Last summer, more than 200,000 people applied for a one-way ticket to Mars. Last week, 1,058 of them were selected to move on to the next round.
The applications were not sent to NASA or another national space agency, but to a nonprofit organization called Mars One. Based in the Netherlands, Mars One put out a call in April for applicants to move to Mars. Anyone older than 18 was invited to send in a video in which they explained why they wanted to go and how they felt about never returning to Earth. They were also asked to describe their sense of humor.
In this first narrowing-down of prospective volunteers, the Mars One team focused on choosing people who were physically and mentally capable of becoming ambassadors to the Red Planet, Bas Landsorp, co-founder of Mars One, said in a statement.
The pool of selected applicants includes 472 women and 586 men. More than half of them are younger than 35, but 26 are older than 56. The oldest applicant to move on to the next round is 81. The contenders hail from 107 countries. The United States is the most heavily represented, with 297 applicants moving on to the second round. Canada had the second-biggest showing, 75 applicants.

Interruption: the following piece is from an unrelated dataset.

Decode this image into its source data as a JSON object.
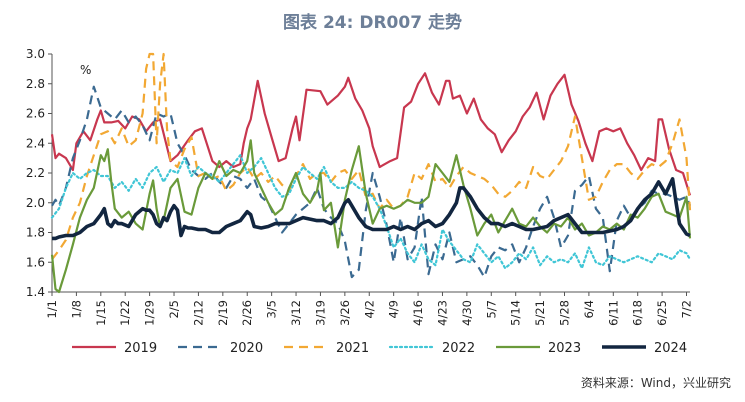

Over the next two years, the hopefuls will continue to be whittled down as they are put through a series of physical and emotional tests as well as “rigorous simulations,” said Norbert Kraft, chief medical officer for Mars One.
Over the next four years, Mars One wants to get the applicant pool down to about 40. Those selected will train in groups for seven years. And if everything goes according to plan, a global audience will then vote on which team will go to Mars in 2025.
The organization is also hoping to send a lander to Mars in 2018, and has already contracted Lockheed Martin to develop a mission concept study. It is unclear just how Mars One will pay for its ambitious plans, which it estimates will cost about $6 billion. In a news release, the nonprofit said it would look for funding via exclusive partnerships and sponsorships. It also launched an Indiegogo campaign.